Jesse Jacobs invente un écosystème régi par des lois physiques et biologiques inconnues. Créatures bizarres, objets maléfiques, l’auteur canadien revisite le genre fantastique, loin des stéréotypes devenus trop familiers.
Énergies noires rassemble deux courtes histoires, toutes aussi étranges. Entre mes murs revisite le thème classique de la maison hantée en prenant le point de vue de la bâtisse. Dessinée dans une angoissante perspective cavalière, la maison aspire à dévorer ces stupides petites créatures consuméristes qui prétendent prendre possession de ses murs. Telle une plante carnivore, elle les attire par ses charmes, bien mis en valeur par une agente immobilière complice, puis elle les piège dans le dédale de ses pièces et, insidieusement, les consume avant de les avaler. Frappé par l’égoïsme malsain du jeune couple, le lecteur se surprend à éprouver de l’empathie pour la prédatrice.

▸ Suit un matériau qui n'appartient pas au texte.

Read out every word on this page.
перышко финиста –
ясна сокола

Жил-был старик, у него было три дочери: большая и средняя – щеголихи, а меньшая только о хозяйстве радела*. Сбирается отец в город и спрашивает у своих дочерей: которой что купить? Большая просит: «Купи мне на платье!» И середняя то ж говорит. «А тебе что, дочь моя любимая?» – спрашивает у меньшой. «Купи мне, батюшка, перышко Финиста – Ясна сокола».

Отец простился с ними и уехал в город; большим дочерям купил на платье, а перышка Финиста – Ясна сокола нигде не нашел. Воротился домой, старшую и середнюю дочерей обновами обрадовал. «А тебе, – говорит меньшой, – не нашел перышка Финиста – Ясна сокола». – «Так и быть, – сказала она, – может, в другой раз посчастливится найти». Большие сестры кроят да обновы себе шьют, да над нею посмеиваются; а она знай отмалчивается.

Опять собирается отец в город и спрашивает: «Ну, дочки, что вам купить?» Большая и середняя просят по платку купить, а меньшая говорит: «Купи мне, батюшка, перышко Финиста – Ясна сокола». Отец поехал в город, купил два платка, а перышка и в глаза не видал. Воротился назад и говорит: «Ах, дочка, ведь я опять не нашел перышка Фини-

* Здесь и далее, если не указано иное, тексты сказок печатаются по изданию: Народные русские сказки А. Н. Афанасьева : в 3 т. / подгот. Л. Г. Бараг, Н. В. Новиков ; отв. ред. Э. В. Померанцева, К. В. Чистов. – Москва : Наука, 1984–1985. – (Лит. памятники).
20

Si vous avez supporté le premier conte, c’est que vous êtes prêts à affronter le second, plus insolite encore. Le héros de Parmi les bêtes est un nourrisson humain abandonné dans une jungle à priori hostile. À l’image du jeune Tarzan, il sera élevé, nourri et protégé par des créatures monstrueuses. Devenu adulte, il raconte son enfance. Froidement, scientifiquement, il décrit le fonctionnement de la harde de monstres, qu’il ne s’est même pas donné la peine de nommer. Il décrit leur mode de vie, leur bienveillance à son égard, leur affection même, sans éprouver la moindre reconnaissance. Le dessin est original, froidement descriptif mais, au final, moins dérangeant que le scénario
L’artiste canadien Jesse Jacobs nous renvoie l’image d’une humanité bouffie d’ethnocentrisme et parfaitement incapable de communier, tels la maison carnivore ou le troupeau de monstres, avec l’énergie de l’univers. Pour paraphraser Blaise Pascal, le silence éternel de ces espaces infinis semble plus nous indifférer que nous effrayer.